In the absence of cryoextraction or vitrectomy equipment, the dislocated lens in the anterior chamber can be fixed by constricting the pupil. A lens loop is then inserted through the corneal limbal incision behind the lens to deliver it. For a lens dislocated into the vitreous cavity, BSS is gently injected through the corneal limbal incision toward the ciliary body, allowing the lens to float up from the opposite side. A lens loop is then inserted to lift and deliver the lens.

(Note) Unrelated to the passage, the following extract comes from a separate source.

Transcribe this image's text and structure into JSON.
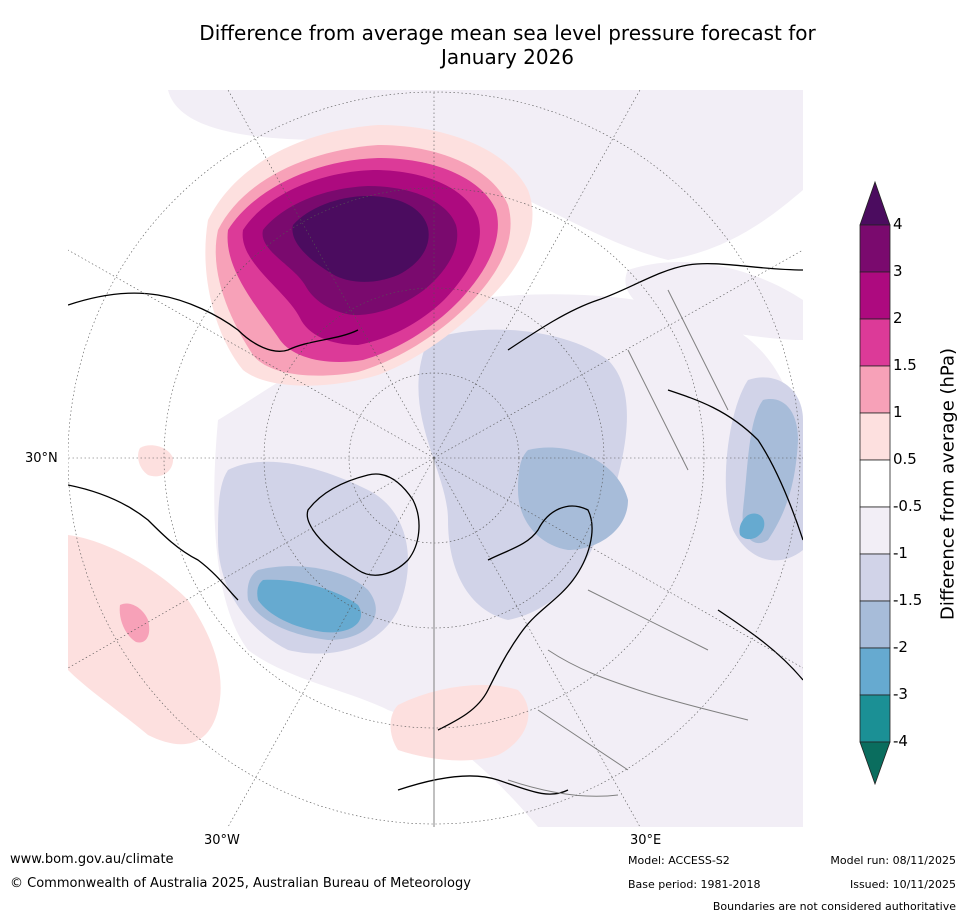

(7) Bimanual needle technique for removing a dislocated lens in the vitreous

In the absence of vitrectomy equipment, for a lens dislocated into the posterior vitreous, the patient is instructed to assume a head-down or prone position until the lens settles near the posterior pupillary margin. Two sharp, long needles (Barraquer needles) are then inserted through the pars plana, passing behind the lens to the opposite sclera, trapping the lens in the pupillary area. The patient is then repositioned supine, and an anterior chamber incision is made at the corneal limbus to extract the lens using a cryoprobe or lens loop. Residual vitreous in the anterior chamber is excised. This method may lead to complications such as vitreous hemorrhage and retinal detachment and should only be used cautiously when vitrectomy equipment is unavailable.

bubble_chart Complications

In addition to causing severe refractive errors, crystalline lens dislocation often leads to some serious complications.

1. Uveitis

is a common complication of lens dislocation. There are two types of uveitis caused by lens dislocation. One is triggered by mechanical irritation of the uveal tissue by the dislocated lens, while the other occurs when the dislocated lens becomes hypermature, leading to lens-induced uveitis. Both types of uveitis are stubborn inflammations and may result in secondary glaucoma.

2. Secondary glaucoma

is also one of the most frequent complications. When the lens dislocates into the pupillary area or a vitreous hernia becomes incarcerated in the pupil, pupillary block glaucoma may occur. Repeated pupillary block can cause iris bombe, leading to aphakic malignant glaucoma. Long-term lens dislocation may also cause phacolytic glaucoma. Additionally, lens dislocation caused by blunt ocular trauma may be accompanied by iridodialysis or angle recession, resulting in secondary glaucoma.

3. Retinal detachment

is the most common and severe complication of lens dislocation, particularly in eyes with congenital abnormalities such as Marfan syndrome, where it may even occur bilaterally. Treating retinal detachment caused by lens dislocation is challenging because the dislocated lens often obstructs the accurate localization of retinal breaks and the extent of detachment. If the lens is removed first, it may lead to vitreous loss, worsen retinal pathology, and delay the timing of retinal reattachment surgery.

4. Corneal opacity

In recent years, it has been noted that lens dislocation can cause corneal opacity. When the dislocated lens enters the anterior chamber and comes into contact with the corneal endothelium, it can damage the endothelial cells, leading to corneal edema and opacity.